Tony Richardson war als Regisseur in den 60er Jahren für Filme wie Tom Jones -Zwischen Bett und Galgen bekannt geworden. Er war seinerzeit Teil des British New Wave Kinos und erhielt für ebendiesen Film auch einen Oscar als bester Regisseur. Mehr als 20 Jahre später würde sich Richardson dann der Romanvorlage zu Hotel New Hampshire widmen. Ob er den literarischen Erfolg von John Irving, der sich um die Abenteuer einer quirligen Familie in Neuengland dreht, erfolgreich einfangen konnte, erfahrt ihr in dieser Kritik.
Schauspieler – Das beste rausgeholt
Die Darsteller*innen sind mit weitem Abstand das beste Element dieses Films. Wir dürfen hier Talente wie Jodie Foster und Rob Lowe in ihren jungen Jahren erleben. Sie spielen das Geschwisterpaar Franny und John der Familie Berry. Und mit Paar ist hier in gewisser Weise tatsächlich auch eine romantische Konnotation enthalten, denn die beiden empfinden mehr als nur geschwisterliche Liebe zueinander. Ebenfalls bemerkenswert sind Beau Bridges als Win Berry, den Vater der Familie und Wilford Brimley als kauziger Großvater. Beide schaffen es, so viel Charme aus ihren Rollen rauszuquetschen wie möglich. Außerdem fällt auch ein junger Matthew Modine auf, dessen Stimme im Original allerdings leider von jemand anderem gesprochen wurde. Angeblich mochte Tony Richardson Modine aufgrund eines versehentlichen Vorfalls so wenig, dass er diese fragwürdige Entscheidung traf.

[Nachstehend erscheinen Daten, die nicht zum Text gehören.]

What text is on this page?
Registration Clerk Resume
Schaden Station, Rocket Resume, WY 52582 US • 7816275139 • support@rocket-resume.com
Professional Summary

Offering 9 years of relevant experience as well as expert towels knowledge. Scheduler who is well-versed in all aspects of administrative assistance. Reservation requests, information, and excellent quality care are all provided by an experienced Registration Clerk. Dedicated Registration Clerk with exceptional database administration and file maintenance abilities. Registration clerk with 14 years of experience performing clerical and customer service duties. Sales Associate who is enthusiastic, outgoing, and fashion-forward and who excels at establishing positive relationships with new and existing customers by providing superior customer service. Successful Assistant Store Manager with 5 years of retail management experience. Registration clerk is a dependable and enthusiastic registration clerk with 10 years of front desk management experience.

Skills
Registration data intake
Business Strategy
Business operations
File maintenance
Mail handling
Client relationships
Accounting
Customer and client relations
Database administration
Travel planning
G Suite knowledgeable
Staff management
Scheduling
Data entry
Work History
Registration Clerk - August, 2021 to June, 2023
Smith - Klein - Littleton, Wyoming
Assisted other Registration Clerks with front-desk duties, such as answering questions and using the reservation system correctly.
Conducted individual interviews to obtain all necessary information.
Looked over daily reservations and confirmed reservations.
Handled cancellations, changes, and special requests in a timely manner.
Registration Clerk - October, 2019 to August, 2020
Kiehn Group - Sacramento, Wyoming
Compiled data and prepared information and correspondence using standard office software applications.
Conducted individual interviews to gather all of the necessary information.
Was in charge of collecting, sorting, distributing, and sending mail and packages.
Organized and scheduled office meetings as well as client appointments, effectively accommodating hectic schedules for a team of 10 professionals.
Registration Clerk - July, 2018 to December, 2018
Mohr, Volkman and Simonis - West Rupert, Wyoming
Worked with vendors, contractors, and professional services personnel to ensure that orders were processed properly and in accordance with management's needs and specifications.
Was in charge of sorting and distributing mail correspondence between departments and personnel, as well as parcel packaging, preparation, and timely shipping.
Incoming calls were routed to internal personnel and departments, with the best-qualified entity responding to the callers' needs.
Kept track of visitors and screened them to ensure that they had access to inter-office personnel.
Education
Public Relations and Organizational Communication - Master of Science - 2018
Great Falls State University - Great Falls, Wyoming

Ein kleines Highlight bietet tatsächlich Paul McCrane, der manchen von euch aus RoboCop vertraut sein dürfte.
Story – Kuddelmuddel
Worum geht es eigentlich in Hotel New Hampshire? Das ist keine rhetorische Frage, ich frage euch das, denn ich selbst habe auch keine Ahnung. Man könnte sagen, es geht eben einfach um die Familie Berry, die in den USA und Europa im Verlauf der Geschichte mehrere Hotels betreiben und allerlei Unfug erleben.

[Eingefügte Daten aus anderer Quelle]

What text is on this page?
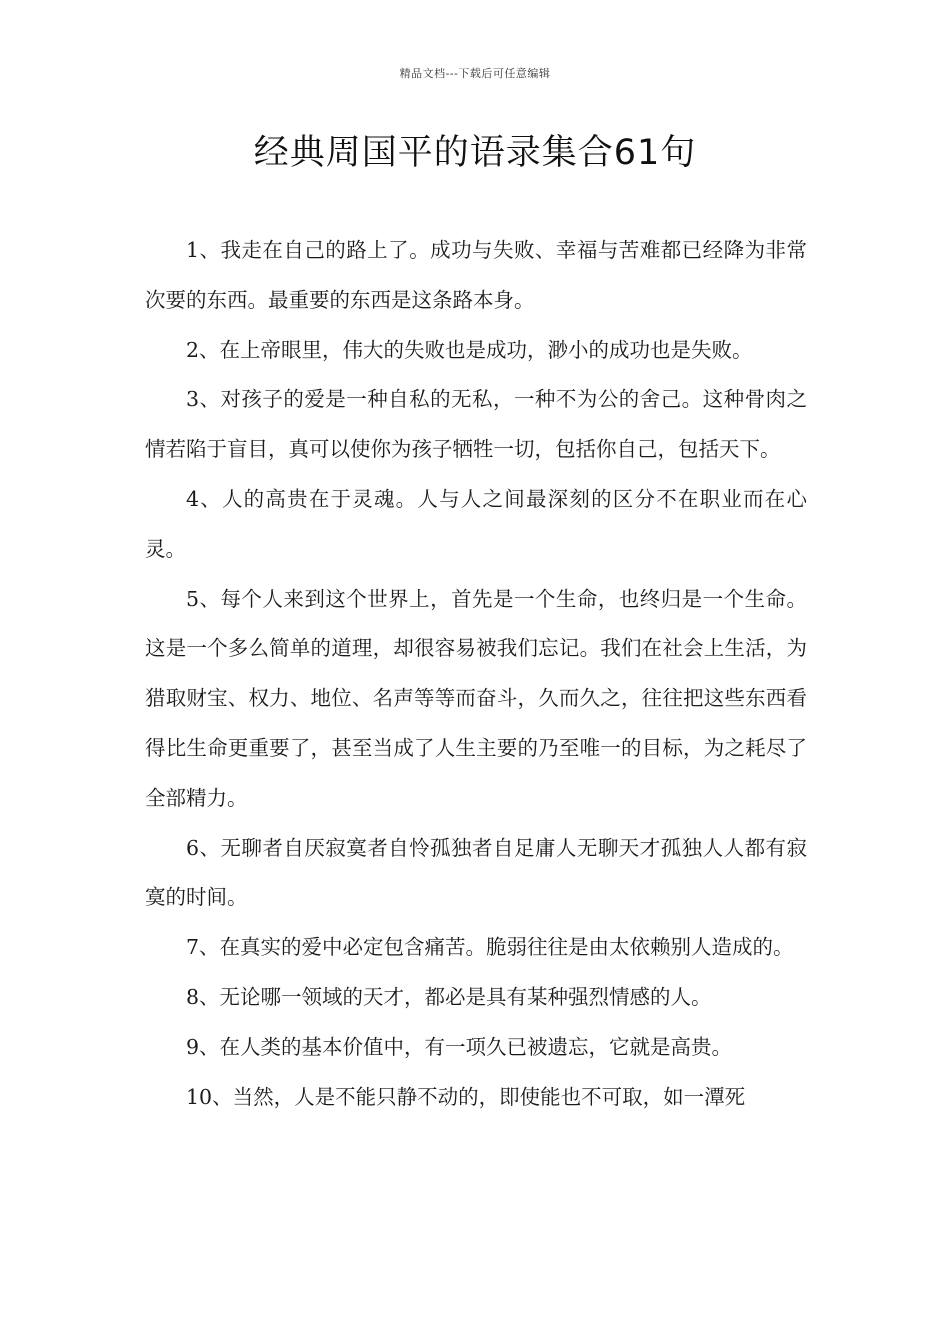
精品文档---下载后可任意编辑
经典周国平的语录集合61句

1、我走在自己的路上了。成功与失败、幸福与苦难都已经降为非常次要的东西。最重要的东西是这条路本身。

2、在上帝眼里，伟大的失败也是成功，渺小的成功也是失败。

3、对孩子的爱是一种自私的无私，一种不为公的舍己。这种骨肉之情若陷于盲目，真可以使你为孩子牺牲一切，包括你自己，包括天下。

4、人的高贵在于灵魂。人与人之间最深刻的区分不在职业而在心灵。

5、每个人来到这个世界上，首先是一个生命，也终归是一个生命。这是一个多么简单的道理，却很容易被我们忘记。我们在社会上生活，为猎取财宝、权力、地位、名声等等而奋斗，久而久之，往往把这些东西看得比生命更重要了，甚至当成了人生主要的乃至唯一的目标，为之耗尽了全部精力。

6、无聊者自厌寂寞者自怜孤独者自足庸人无聊天才孤独人人都有寂寞的时间。

7、在真实的爱中必定包含痛苦。脆弱往往是由太依赖别人造成的。

8、无论哪一领域的天才，都必是具有某种强烈情感的人。

9、在人类的基本价值中，有一项久已被遗忘，它就是高贵。

10、当然，人是不能只静不动的，即使能也不可取，如一潭死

Grundsätzlich ist ein derartiger Ansatz auch nicht falsch, schließlich handelt es sich hierbei ja um eine Romanverfilmung. Und angeblich war Richardson sehr darauf bedacht, sich eng an das Buch zu halten. Allerdings ist ein Film nunmal kein Buch. Richardson schrieb das Drehbuch selbst und hat zu verantworten, dass lauter Charaktere viel zu kurz kommen und sich die gesamte Geschichte recht sinnlos anfühlt. Denn ehrlicherweise sind die Figuren hier nur teilweise als sympathisch zu bezeichnen, viel öfter als nervig. Das ist natürlich fatal für eine Handlung, die von ihren Charakteren leben soll. Im Übrigen meinte selbst John Irving, dass sich der Film zu sehr an sein Buch hielte. Eine seltene Beschwerde aufseiten von Autoren. Der Film spricht (vermutlich wie die Romanvorlage auch) einige interessante Themen an. Von Vergewaltigung über Inzest bis Kommunismus und Terrorismus ist hier alles dabei. Allerdings wird kein einziges dieser Themen auch nur halbwegs vertieft behandelt, weder auf seriöse, noch auf komödiantische Art und Weise. Das soll nicht heißen, dass es gar keine prägnanten oder witzigen Momente gäbe. Es gibt sie durchaus. Die Phrase “Keep passing the open windows” ist tatsächlich ein ganz schönes Lebensmotto, aber das vermag leider nicht über den Rest des Films hinweg zu täuschen.
Regie – Verfehlt
Tony Richardson ist mit Sicherheit ein besserer Regisseur, als man anhand dieses Filmes erkennen könnte. Zumindest hoffe ich das sehr. Zu seiner Arbeit in Hotel New Hampshire kann man eigentlich nur sagen, dass es eine komplette Verfehlung war. Tonal ist dieser Film eine unsägliche Katastrophe. In einer Szene werden die Kinder der Familie aufs härteste gemobbt und sogar sexuell belästigt, in der nächsten gehen sie zu fröhlicher Musik, lachend
Arm in Arm. Selbst nach einer Vergewaltigungsszene fühlt sich der Film nie dazu berufen, sich mal endlich für einen Ton zu entscheiden. Ich bin selbst ein großer Freund von Satire und bissigen, schwarzen Komödien, aber hier scheint es eher, als wäre der Film und damit der Regisseur verwirrt von sich selbst gewesen. Sehr gut erkennbar ist dieses Problem auch anhand von der Inzestliebe zwischen Franny und John. Es ist nicht unmöglich das Thema Inzest auf eine empathievolle Art dem Zuschauer zu präsentieren, doch Hotel New Hampshire scheitert dabei kläglich. Der gesamte Handlungsstrang verkommt am Ende zur Slapstickkomödie, nur ohne Lacher. Was mich zu der höchst fragwürdigen Entscheidung auf Richards Seite bringt, manche Szenen in der Postproduktion zu beschleunigen. Das war in den 60er Jahren zwar noch gang und gäbe, wirkt hier aber so unsagbar fehl am Platz. Insgesamt kann man nur sagen, dass Richardson sich mehr darauf hätte konzentrieren müssen, die vielen Segmente aus Irvings Buch tonal und inszenatorisch kohärent zusammenzufassen.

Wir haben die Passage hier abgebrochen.